Le label Domino Records accueille depuis peu LA Priest (aka Sam Dust). Loin d’être un novice, ce Britannique a squatté la une des revues musicales en 2008, avec trois camarades, sous la bannière de Late Of the Pier. Il revient aujourd’hui avec un projet solo diablement convaincant. Au carrefour de pistes multiples – electro, funk, prog-rock – ce fan d’Aphex Twin ne s’impose aucune règle. Il façonne et assemble des sonorités hybrides délivrant des morceaux novateurs emplis d’un groove fulgurant. Rencontre avec le créateur d’une oeuvre kaléidoscopique.

 

Tout a-t-il commencé avec le groupe Late Of the Pier ?

Non, bien avant. Je m’intéresse à la musique quasiment depuis que je sais marcher ! Mes parents avaient chacun leur groupe et je les observais. J’attrapais leurs instruments et les manipulais. J’imitais aussi les popstars qui passaient dans The Chart Show, comme Björk ou ce bon vieux Peter Gabriel.

Comment décririez-vous votre musique ?

C’est une des choses les plus difficiles à faire ! Lorsque je joue un morceau, il peut prendre une forme différente du jour au lendemain. C’est une musique caméléon, qui se transforme continuellement. Et dans laquelle on perçoit un paquet de références… Chacun de mes morceaux, quel qu’il soit, combine diverses influences. Je pioche dans tous les styles et tous les horizons géographiques. Je n’ai aucune barrière.

On pense aussi à Aphex Twin ou à Prince à l’écoute de votre
album…

J’aime beaucoup ces deux artistes. Cela doit venir de leur intégrité. On ne compose pas de la musique seulement pour faire plaisir aux autres. On s’épanouit vraiment lorsqu’on fait ce qu’on veut. Il faut prendre des risques, rester ferme sur ses positions et être sûr que votre travail vous satisfait. Pour Aphex Twin, cela a particulièrement bien fonctionné.
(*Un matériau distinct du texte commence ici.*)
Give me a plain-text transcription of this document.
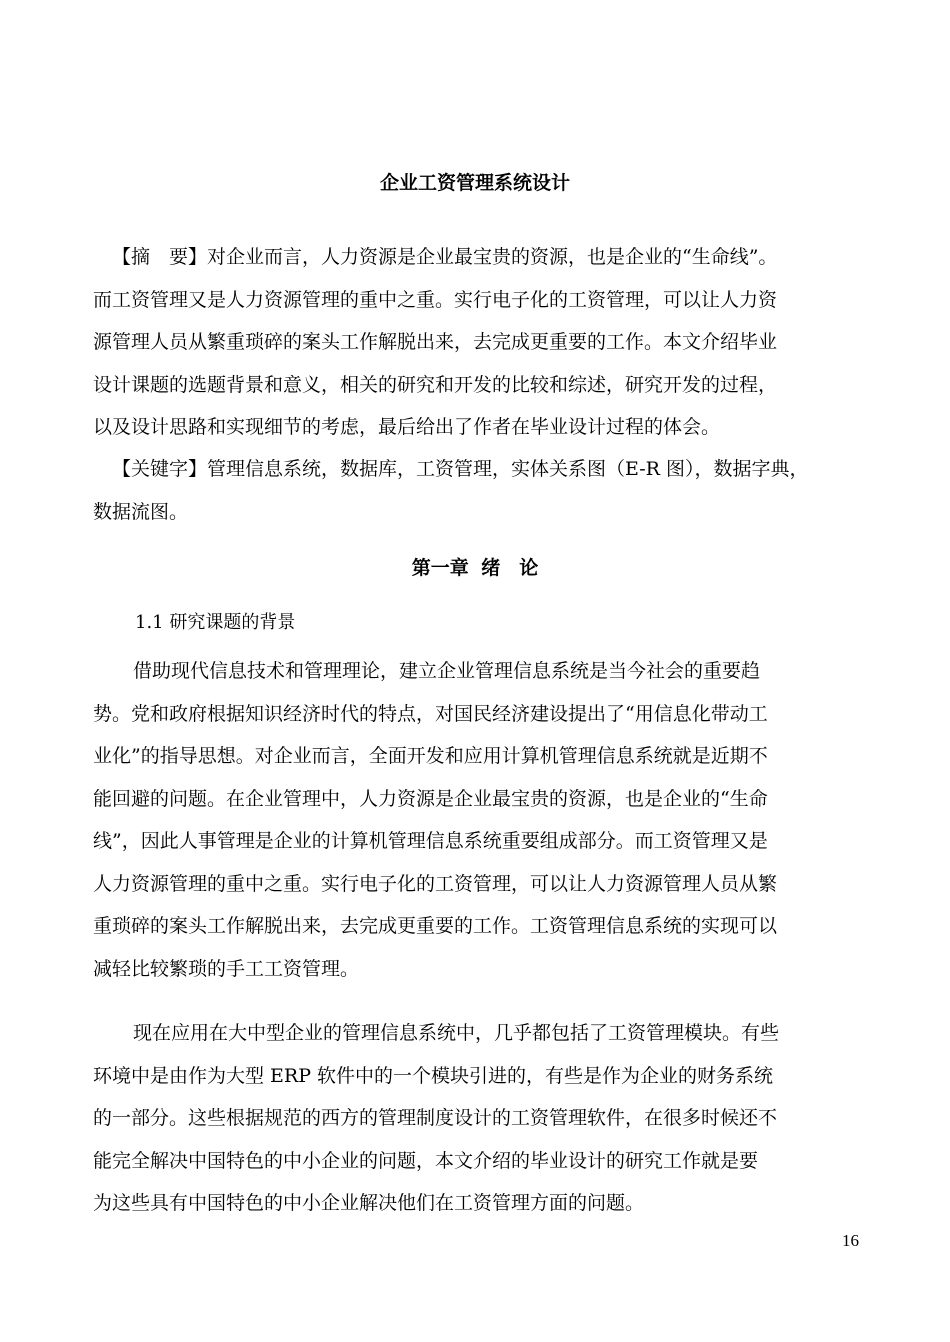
企业工资管理系统设计
【摘　要】对企业而言，人力资源是企业最宝贵的资源，也是企业的“生命线”。
而工资管理又是人力资源管理的重中之重。实行电子化的工资管理，可以让人力资
源管理人员从繁重琐碎的案头工作解脱出来，去完成更重要的工作。本文介绍毕业
设计课题的选题背景和意义，相关的研究和开发的比较和综述，研究开发的过程，
以及设计思路和实现细节的考虑，最后给出了作者在毕业设计过程的体会。
【关键字】管理信息系统，数据库，工资管理，实体关系图（E-R 图），数据字典，
数据流图。
第一章 绪　论
1.1 研究课题的背景
借助现代信息技术和管理理论，建立企业管理信息系统是当今社会的重要趋
势。党和政府根据知识经济时代的特点，对国民经济建设提出了“用信息化带动工
业化”的指导思想。对企业而言，全面开发和应用计算机管理信息系统就是近期不
能回避的问题。在企业管理中，人力资源是企业最宝贵的资源，也是企业的“生命
线”，因此人事管理是企业的计算机管理信息系统重要组成部分。而工资管理又是
人力资源管理的重中之重。实行电子化的工资管理，可以让人力资源管理人员从繁
重琐碎的案头工作解脱出来，去完成更重要的工作。工资管理信息系统的实现可以
减轻比较繁琐的手工工资管理。
现在应用在大中型企业的管理信息系统中，几乎都包括了工资管理模块。有些
环境中是由作为大型 ERP 软件中的一个模块引进的，有些是作为企业的财务系统
的一部分。这些根据规范的西方的管理制度设计的工资管理软件，在很多时候还不
能完全解决中国特色的中小企业的问题，本文介绍的毕业设计的研究工作就是要
为这些具有中国特色的中小企业解决他们在工资管理方面的问题。
16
Erol Alkan a-t-il aussi compté pour vous ?

Erol est un génie. C’est l’un des musiciens les plus talentueux avec lesquels j’ai travaillé. Ces dernières années j’ai aussi collaboré avec des artistes émergents, mais en définitive je compose plutôt seul.

Du coup, ce nouvel album répond-il à vos attentes ?

Je n’avais pas vraiment d’idée au départ, mais le résultat final me
plaît. J’ai cherché à lui donner du relief, de la profondeur, en superposant
et mélangeant plusieurs sonorités et idées dans un seul morceau.

Pourquoi êtes-vous allé au Groenland pour réaliser cet album ?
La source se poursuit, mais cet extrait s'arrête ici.